Ironically $265 million is exactly “how much eMarketer projected Facebook would make in U.S. advertising”, Eldon writes. We could sit and try to piece together how much Facebook is earning but regardless of exact revenue numbers, a more important sign of the company’s future growth is their sucess (or lack of success) in approaching Madison Avenue.

According to Jessica Vascellaro, “The company says 70 of the U.S.’s 100 largest advertisers have advertised on its site since 2007. But its share of total number of U.S. online display ad views was just 1.1%, according to market research firm comScore Inc., in its most recent report in June.” Compare that with Fox Interactive Media who has attracted “15.9% of display-ad spedning, according to comScore.”

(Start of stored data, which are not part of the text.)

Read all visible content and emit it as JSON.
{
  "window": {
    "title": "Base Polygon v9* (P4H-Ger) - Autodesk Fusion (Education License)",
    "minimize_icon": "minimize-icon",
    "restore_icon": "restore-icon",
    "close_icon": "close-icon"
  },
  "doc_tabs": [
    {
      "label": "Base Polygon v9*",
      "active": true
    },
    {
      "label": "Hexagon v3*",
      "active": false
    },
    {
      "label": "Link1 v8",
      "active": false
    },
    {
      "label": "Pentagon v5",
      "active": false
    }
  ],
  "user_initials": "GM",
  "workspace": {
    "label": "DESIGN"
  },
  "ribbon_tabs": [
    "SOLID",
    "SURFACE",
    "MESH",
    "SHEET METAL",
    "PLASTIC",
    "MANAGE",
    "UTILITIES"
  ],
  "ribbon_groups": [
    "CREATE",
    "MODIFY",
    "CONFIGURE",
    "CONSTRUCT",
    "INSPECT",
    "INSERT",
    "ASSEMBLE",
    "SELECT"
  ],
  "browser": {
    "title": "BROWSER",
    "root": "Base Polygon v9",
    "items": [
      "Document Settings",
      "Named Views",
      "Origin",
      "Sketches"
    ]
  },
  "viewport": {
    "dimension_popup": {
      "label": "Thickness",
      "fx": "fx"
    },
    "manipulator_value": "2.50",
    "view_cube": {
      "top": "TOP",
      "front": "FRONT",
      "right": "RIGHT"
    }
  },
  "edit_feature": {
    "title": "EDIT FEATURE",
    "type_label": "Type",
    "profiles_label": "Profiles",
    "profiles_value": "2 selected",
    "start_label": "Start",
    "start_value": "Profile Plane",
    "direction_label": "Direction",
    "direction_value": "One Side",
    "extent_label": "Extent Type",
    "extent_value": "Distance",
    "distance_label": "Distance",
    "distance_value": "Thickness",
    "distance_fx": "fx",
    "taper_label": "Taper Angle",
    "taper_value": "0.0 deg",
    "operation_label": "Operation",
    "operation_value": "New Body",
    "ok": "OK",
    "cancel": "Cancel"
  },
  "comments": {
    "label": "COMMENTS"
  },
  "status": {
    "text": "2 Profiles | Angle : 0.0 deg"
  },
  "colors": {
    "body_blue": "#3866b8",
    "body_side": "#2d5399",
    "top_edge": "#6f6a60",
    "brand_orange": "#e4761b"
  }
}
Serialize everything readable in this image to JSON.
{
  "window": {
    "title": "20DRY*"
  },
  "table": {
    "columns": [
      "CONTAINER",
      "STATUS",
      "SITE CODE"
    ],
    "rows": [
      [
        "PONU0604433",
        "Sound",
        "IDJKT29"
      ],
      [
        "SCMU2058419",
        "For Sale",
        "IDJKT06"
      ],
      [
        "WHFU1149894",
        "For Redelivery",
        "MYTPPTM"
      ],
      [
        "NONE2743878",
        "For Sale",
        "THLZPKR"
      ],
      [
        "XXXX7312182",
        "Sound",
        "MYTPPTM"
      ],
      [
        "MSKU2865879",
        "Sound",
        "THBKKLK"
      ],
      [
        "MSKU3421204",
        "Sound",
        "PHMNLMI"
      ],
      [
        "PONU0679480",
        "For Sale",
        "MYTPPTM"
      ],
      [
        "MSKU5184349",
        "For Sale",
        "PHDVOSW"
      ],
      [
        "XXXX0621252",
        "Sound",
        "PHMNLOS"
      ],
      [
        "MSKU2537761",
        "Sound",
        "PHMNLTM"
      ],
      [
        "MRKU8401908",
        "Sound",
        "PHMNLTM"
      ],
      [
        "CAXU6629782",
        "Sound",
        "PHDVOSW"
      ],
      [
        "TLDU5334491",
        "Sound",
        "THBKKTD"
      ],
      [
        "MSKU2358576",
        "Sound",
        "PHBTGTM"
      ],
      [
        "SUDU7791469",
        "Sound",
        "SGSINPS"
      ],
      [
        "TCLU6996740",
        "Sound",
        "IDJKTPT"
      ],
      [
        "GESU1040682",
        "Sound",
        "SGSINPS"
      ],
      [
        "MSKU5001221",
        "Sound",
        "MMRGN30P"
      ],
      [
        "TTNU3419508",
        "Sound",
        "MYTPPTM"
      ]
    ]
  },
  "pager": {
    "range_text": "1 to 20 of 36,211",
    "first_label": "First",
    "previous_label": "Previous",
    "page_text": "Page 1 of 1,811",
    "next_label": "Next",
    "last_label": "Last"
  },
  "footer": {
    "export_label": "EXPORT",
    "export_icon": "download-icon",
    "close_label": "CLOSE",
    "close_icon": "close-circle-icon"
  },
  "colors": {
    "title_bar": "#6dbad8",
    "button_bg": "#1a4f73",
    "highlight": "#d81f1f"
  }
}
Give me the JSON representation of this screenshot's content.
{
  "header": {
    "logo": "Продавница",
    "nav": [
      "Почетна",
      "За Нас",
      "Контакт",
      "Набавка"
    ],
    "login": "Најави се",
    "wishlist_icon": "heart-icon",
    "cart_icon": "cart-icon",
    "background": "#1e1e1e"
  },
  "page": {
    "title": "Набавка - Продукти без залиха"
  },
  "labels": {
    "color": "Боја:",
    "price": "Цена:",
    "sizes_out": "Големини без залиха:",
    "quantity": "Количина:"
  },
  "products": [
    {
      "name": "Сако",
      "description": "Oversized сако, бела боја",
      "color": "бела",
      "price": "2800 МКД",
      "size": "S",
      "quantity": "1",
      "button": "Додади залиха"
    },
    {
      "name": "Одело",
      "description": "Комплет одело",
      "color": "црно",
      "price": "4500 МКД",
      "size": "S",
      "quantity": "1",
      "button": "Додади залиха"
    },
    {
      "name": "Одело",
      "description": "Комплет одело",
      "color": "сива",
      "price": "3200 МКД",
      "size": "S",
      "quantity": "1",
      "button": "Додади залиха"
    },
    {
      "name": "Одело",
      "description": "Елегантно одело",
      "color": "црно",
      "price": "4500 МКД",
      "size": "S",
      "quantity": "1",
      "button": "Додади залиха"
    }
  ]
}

Why does MySpace account for such a large percentage of display ads? That’s pretty easy! A quick look at the site’s design shows how the company is excessively ad heavy. The site is splattered with advertisements which arguably decreases the user experience. That doesn’t matter to MySpace though as they continue to experience solid revenue growth.

On site ads don’t represent the full potential though as the company may soon decide to expand their advertisements to other publishers. Whether or not the company decides to do so, they certainly have time remaining before they begin rolling out alternative monetization solutions. As Mark Zuckerberg tries to consistently emphasize, it is still early for the company.

Speculators aren’t so confident in Zuckerberg’s assertion but then again none of us are running the company, are we?